我在Julia 0.4-prerelease中尝试以下代码,它以两种不同的方式执行矩阵求幂(精确vs系列扩展)。我尝试使用多种方法来获取数组维n并设置单位矩阵eye( n )。
function test()
A = [ 1.0 -1.0 ; -1.0 1.0 ]
lam, U = eig( A ) # diagonalization: A U = U diagm(lam)
Bref = U * diagm( exp(lam) ) * U' # Bref = exp(A) (in matrix sense)
#[ Get the dimension n ]
n = length( lam ) # slow (1a)
# const n = length( lam ) # slow (1b)
# n::Int = length( lam ) # fast (1c)
# const n::Int = length( lam ) # fast (1d)
# n = size( A, 1 ) # fast (1e)
#[ Set unit matrices to B and X ]
B = eye( n ); X = eye( n ) # slow with (1a) (2-1)
# B = eye( 2 ); X = eye( 2 ) # fast (2-2)
# B = eye( n::Int ); X = eye( n::Int ) # fast (2-3)
# B::Array{Float64,2} = eye( n ); X::Array{Float64,2} = eye( n ) # fast (2-4)
# B = eye( A ); X = eye( A ) # fast (2-5)
#[ Calc B = exp(A) with Taylor expansion ]
@time for k = 1:20
X[:,:] = X * A / float( k )
B[:,:] += X
end
#[ Check error ]
@show norm( B - Bref )
end
test()
这里我观察到当n是动态变量(没有类型注释)时,代码变得比其他情况慢得多。

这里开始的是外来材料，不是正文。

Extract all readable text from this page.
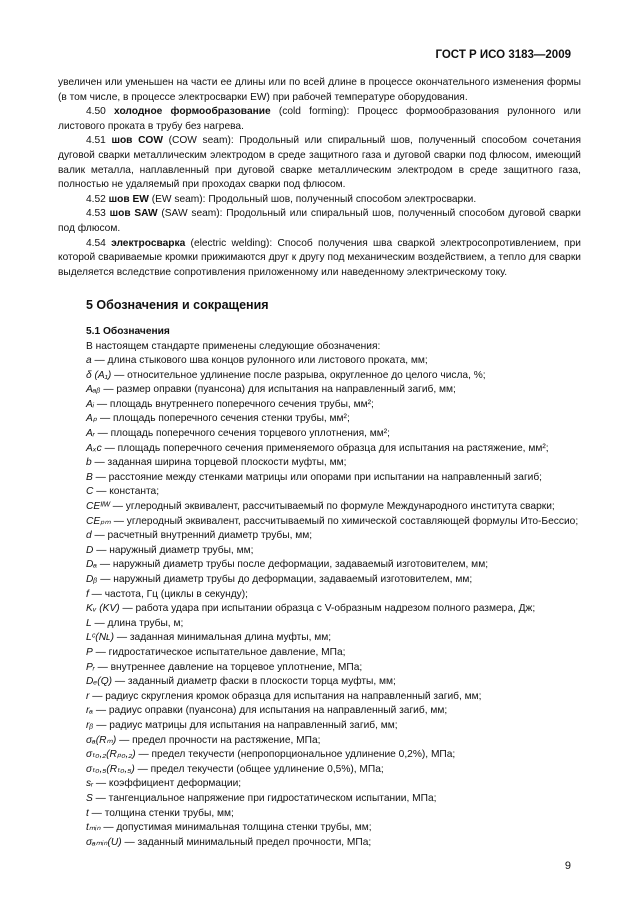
ГОСТ Р ИСО 3183—2009

увеличен или уменьшен на части ее длины или по всей длине в процессе окончательного изменения формы (в том числе, в процессе электросварки EW) при рабочей температуре оборудования.

4.50 холодное формообразование (cold forming): Процесс формообразования рулонного или листового проката в трубу без нагрева.

4.51 шов COW (COW seam): Продольный или спиральный шов, полученный способом сочетания дуговой сварки металлическим электродом в среде защитного газа и дуговой сварки под флюсом, имеющий валик металла, наплавленный при дуговой сварке металлическим электродом в среде защитного газа, полностью не удаляемый при проходах сварки под флюсом.

4.52 шов EW (EW seam): Продольный шов, полученный способом электросварки.

4.53 шов SAW (SAW seam): Продольный или спиральный шов, полученный способом дуговой сварки под флюсом.

4.54 электросварка (electric welding): Способ получения шва сваркой электросопротивлением, при которой свариваемые кромки прижимаются друг к другу под механическим воздействием, а тепло для сварки выделяется вследствие сопротивления приложенному или наведенному электрическому току.

5 Обозначения и сокращения
5.1 Обозначения
В настоящем стандарте применены следующие обозначения:
a — длина стыкового шва концов рулонного или листового проката, мм;
δ (A₁) — относительное удлинение после разрыва, округленное до целого числа, %;
Aₐᵦ — размер оправки (пуансона) для испытания на направленный загиб, мм;
Aᵢ — площадь внутреннего поперечного сечения трубы, мм²;
Aₚ — площадь поперечного сечения стенки трубы, мм²;
Aᵣ — площадь поперечного сечения торцевого уплотнения, мм²;
Aₓc — площадь поперечного сечения применяемого образца для испытания на растяжение, мм²;
b — заданная ширина торцевой плоскости муфты, мм;
B — расстояние между стенками матрицы или опорами при испытании на направленный загиб;
C — константа;
CEᴵᴵᵂ — углеродный эквивалент, рассчитываемый по формуле Международного института сварки;
CEₚₘ — углеродный эквивалент, рассчитываемый по химической составляющей формулы Ито-Бессио;
d — расчетный внутренний диаметр трубы, мм;
D — наружный диаметр трубы, мм;
Dₐ — наружный диаметр трубы после деформации, задаваемый изготовителем, мм;
Dᵦ — наружный диаметр трубы до деформации, задаваемый изготовителем, мм;
f — частота, Гц (циклы в секунду);
Kᵥ (KV) — работа удара при испытании образца с V-образным надрезом полного размера, Дж;
L — длина трубы, м;
Lᶜ(Nʟ) — заданная минимальная длина муфты, мм;
P — гидростатическое испытательное давление, МПа;
Pᵣ — внутреннее давление на торцевое уплотнение, МПа;
Dₑ(Q) — заданный диаметр фаски в плоскости торца муфты, мм;
r — радиус скругления кромок образца для испытания на направленный загиб, мм;
rₐ — радиус оправки (пуансона) для испытания на направленный загиб, мм;
rᵦ — радиус матрицы для испытания на направленный загиб, мм;
σₐ(Rₘ) — предел прочности на растяжение, МПа;
σₜ₀,₂(Rₚ₀,₂) — предел текучести (непропорциональное удлинение 0,2%), МПа;
σₜ₀,₅(Rₜ₀,₅) — предел текучести (общее удлинение 0,5%), МПа;
sᵣ — коэффициент деформации;
S — тангенциальное напряжение при гидростатическом испытании, МПа;
t — толщина стенки трубы, мм;
tₘᵢₙ — допустимая минимальная толщина стенки трубы, мм;
σₐₘᵢₙ(U) — заданный минимальный предел прочности, МПа;
9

例如,(1a)和(2-1)的组合给出 "慢"结果如下,而其他组合给出了快速"结果(超过1000倍)。
slow case => elapsed time: 0.043822985 seconds (1 MB allocated)
fast case => elapsed time: 1.1702e-5 seconds (16 kB allocated)
这是因为"类型不稳定"在for-loop里面发生?我感到困惑,因为eye( n )总是Array{Float64,2}(仅用于初始化),似乎没有(隐式)类型的更改。同样令人困惑的是(1e)和(2-1)的组合很快,其中动态n设置为size()而不是length()。总的来说,为了获得良好的性能,明确地注释数组维度变量是否更好?
答案 0 :(得分:5)
我认为差异主要来自编译时间。如果我再放两个test(),我会得到以下内容:
2-1和1a:
73.599 milliseconds (70583 allocations: 3537 KB)
norm(B - Bref) = 4.485301019485633e-14
15.165 microseconds (200 allocations: 11840 bytes)
norm(B - Bref) = 4.485301019485633e-14
10.844 microseconds (200 allocations: 11840 bytes)
norm(B - Bref) = 4.485301019485633e-14
2-2和1a:
8.662 microseconds (180 allocations: 11520 bytes)
norm(B - Bref) = 4.485301019485633e-14
7.968 microseconds (180 allocations: 11520 bytes)
norm(B - Bref) = 4.485301019485633e-14
7.654 microseconds (180 allocations: 11520 bytes)
norm(B - Bref) = 4.485301019485633e-14
编译时间的差异来自于编译的不同代码。那个,以及剩下的一些时间差异,实际上来自于类型的不稳定性。查看@code_warntype test()版本1a的这一部分:
GenSym(0) = (Base.LinAlg.__eig#214__)(GenSym(19),A::Array{Float64,2})::Tuple{Any,Any}
#s8 = 1
GenSym(22) = (Base.getfield)(GenSym(0),1)::Any
GenSym(23) = (Base.box)(Base.Int,(Base.add_int)(1,1)::Any)::Int64
lam = GenSym(22)
#s8 = GenSym(23)
GenSym(24) = (Base.getfield)(GenSym(0),2)::Any
GenSym(25) = (Base.box)(Base.Int,(Base.add_int)(2,1)::Any)::Int64
U = GenSym(24)
#s8 = GenSym(25) # line 7:
Bref = U * (Main.diagm)((Main.exp)(lam)::Any)::Any * (Main.ctranspose)(U)::Any::Any # line 9:
n = (Main.length)(lam)::Any # line 11:
B = (Main.eye)(n)::Any # line 11:
X = (Main.eye)(n)::Any # line 13: # util.jl, line 170:
我读到这是因为类型推断未能找出eig的返回类型。然后传播到B和X.如果添加n::Int,最后一行将变为
n = (top(typeassert))((top(convert))(Main.Int,(Main.length)(lam)::Any)::Any,Main.Int)::Int64 # line 11:
B = (Base.eye)(Base.Float64,n::Int64,n::Int64)::Array{Float64,2} # line 11:
X = (Base.eye)(Base.Float64,n::Int64,n::Int64)::Array{Float64,2} # line 13: # util.jl, line 170:
因此B和X输入正确。 An issue about this exact subject was raised recently - 如果您希望获得最佳效果,除了自己注释之外,它似乎并没有多少选择。